Abstract:
To realize the high-value utilization of sesame meal, this experiment employed sesame meal as the raw material to investigate the optimal fermentation process for preparing sesame rough peptide (SRP) via liquid-state mixed fermentation with
Bacillus subtilis and
Bacillus velezensis (1:1), as well as evaluate its
in vitro antioxidant activity. Meanwhile, the amino acid composition and relative molecular weight of sesame meal before and after fermentation were analyzed. Ultrafiltration technology was adopted to fractionate SRP, and the
in vitro antioxidant activity of different fractions was determined; the fraction with the optimal activity was selected for subsequent liquid chromatography-tandem mass spectrometry (LC-MS/MS) analysis. After predicting potential active peptide sequences through virtual screening, molecular docking technology was applied to perform simulation analysis on the screened peptides, thereby identifying potential antioxidant peptides, whose
in vitro activity was further verified using artificially synthesized peptides.The results demonstrated that the optimal process parameters for SRP preparation were as follows: inoculum size of 9%, fermentation temperature of 41 °C, and fermentation duration of 35 h. Under these conditions, the actual yield of SRP reached 24.98%, with a DPPH radical scavenging rate of 79.1%. In terms of amino acid composition of post-fermentation SRP, the content of hydrophobic amino acids increased significantly from 71.295 mg/g to 156.117 mg/g.

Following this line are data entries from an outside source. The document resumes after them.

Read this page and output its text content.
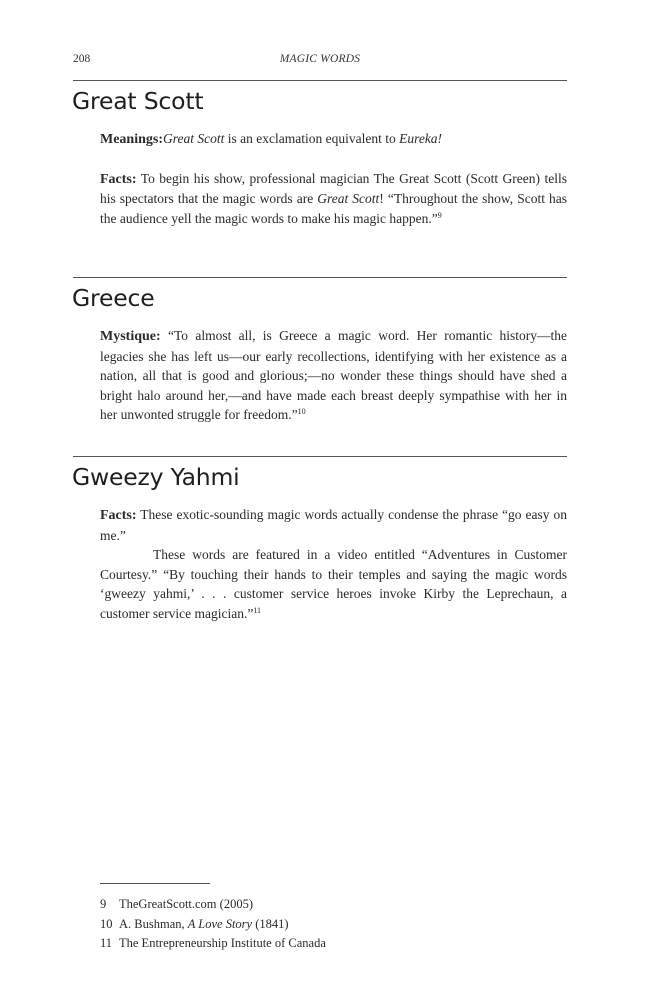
208	MAGIC WORDS
Great Scott

Meanings:Great Scott is an exclamation equivalent to Eureka!

Facts: To begin his show, professional magician The Great Scott (Scott Green) tells his spectators that the magic words are Great Scott! “Throughout the show, Scott has the audience yell the magic words to make his magic happen.”$^9$

Greece

Mystique: “To almost all, is Greece a magic word. Her romantic history—the legacies she has left us—our early recollections, identifying with her existence as a nation, all that is good and glorious;—no wonder these things should have shed a bright halo around her,—and have made each breast deeply sympathise with her in her unwonted struggle for freedom.”$^{10}$

Gweezy Yahmi

Facts: These exotic-sounding magic words actually condense the phrase “go easy on me.”

These words are featured in a video entitled “Adventures in Customer Courtesy.” “By touching their hands to their temples and saying the magic words ‘gweezy yahmi,’ . . . customer service heroes invoke Kirby the Leprechaun, a customer service magician.”$^{11}$

9	TheGreatScott.com (2005)
10 A. Bushman, A Love Story (1841)
11 The Entrepreneurship Institute of Canada
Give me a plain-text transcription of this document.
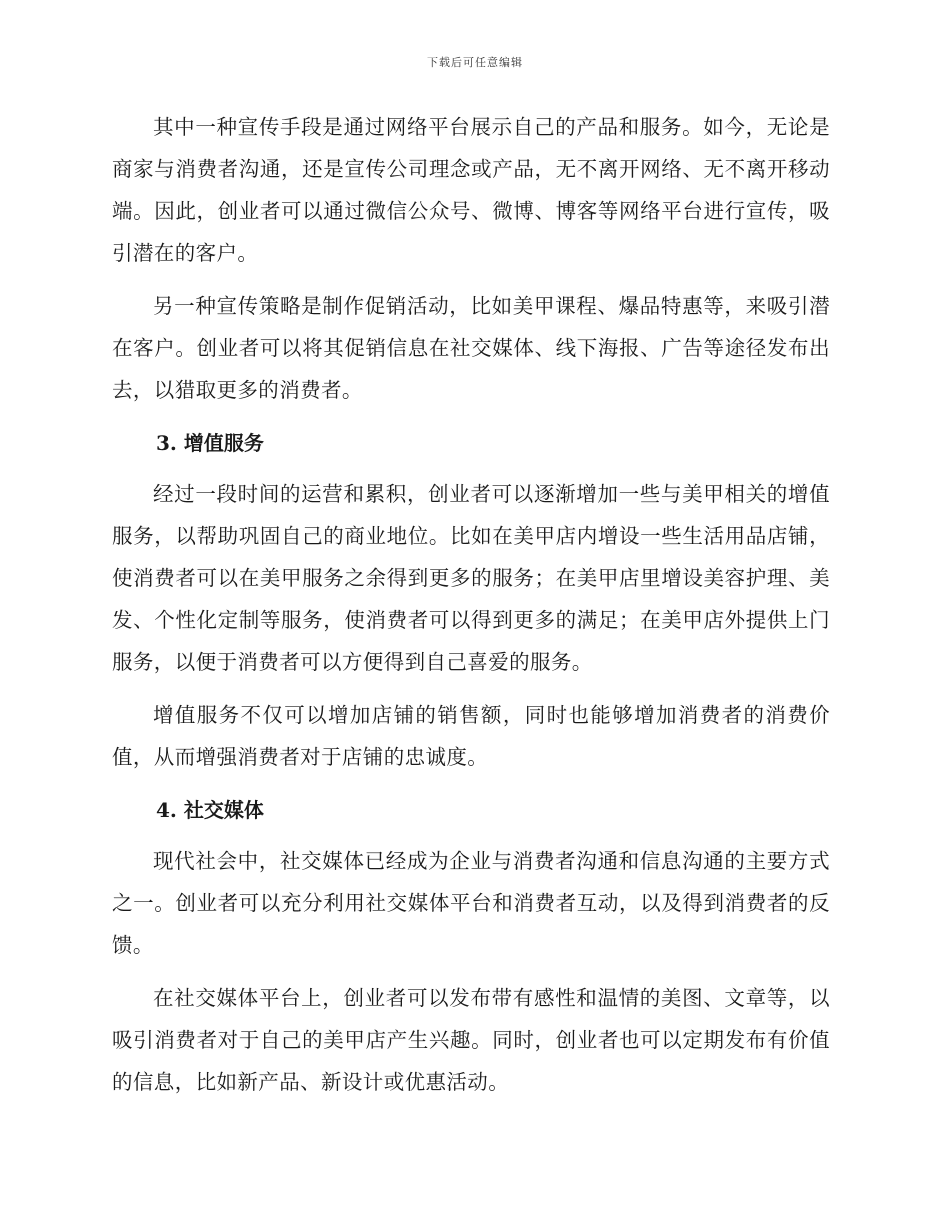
下载后可任意编辑

其中一种宣传手段是通过网络平台展示自己的产品和服务。如今，无论是商家与消费者沟通，还是宣传公司理念或产品，无不离开网络、无不离开移动端。因此，创业者可以通过微信公众号、微博、博客等网络平台进行宣传，吸引潜在的客户。

另一种宣传策略是制作促销活动，比如美甲课程、爆品特惠等，来吸引潜在客户。创业者可以将其促销信息在社交媒体、线下海报、广告等途径发布出去，以猎取更多的消费者。

3. 增值服务

经过一段时间的运营和累积，创业者可以逐渐增加一些与美甲相关的增值服务，以帮助巩固自己的商业地位。比如在美甲店内增设一些生活用品店铺，使消费者可以在美甲服务之余得到更多的服务；在美甲店里增设美容护理、美发、个性化定制等服务，使消费者可以得到更多的满足；在美甲店外提供上门服务，以便于消费者可以方便得到自己喜爱的服务。

增值服务不仅可以增加店铺的销售额，同时也能够增加消费者的消费价值，从而增强消费者对于店铺的忠诚度。

4. 社交媒体

现代社会中，社交媒体已经成为企业与消费者沟通和信息沟通的主要方式之一。创业者可以充分利用社交媒体平台和消费者互动，以及得到消费者的反馈。

在社交媒体平台上，创业者可以发布带有感性和温情的美图、文章等，以吸引消费者对于自己的美甲店产生兴趣。同时，创业者也可以定期发布有价值的信息，比如新产品、新设计或优惠活动。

Moreover, most of the post-fermentation products were small-molecule oligopeptides composed of 4~6 amino acid residues. Ultrafiltration results indicated that the fraction with molecular weight (MW)<3 kDa exhibited the superior
in vitro antioxidant activity. At a concentration of 5 mg/mL, its antioxidant activity was characterized by a DPPH radical scavenging rate of 90.63%, an ABTS
+ radical scavenging rate of 73.17%, a total reducing capacity of 0.806, and a Fe
2+ chelation rate of 77.83%. Four antioxidant peptide sequences (FRAFDAEL, FDGF, DLFR, and FLVR) were obtained via virtual screening. These peptides could exert antioxidant effects through binding via hydrogen bonds and hydrophobic interactions. The determination of
in vitro antioxidant activity of artificially synthesized peptides confirmed that all of them possessed high antioxidant activity. This study provides a theoretical basis for the development and application of SRP-based antioxidant peptide products.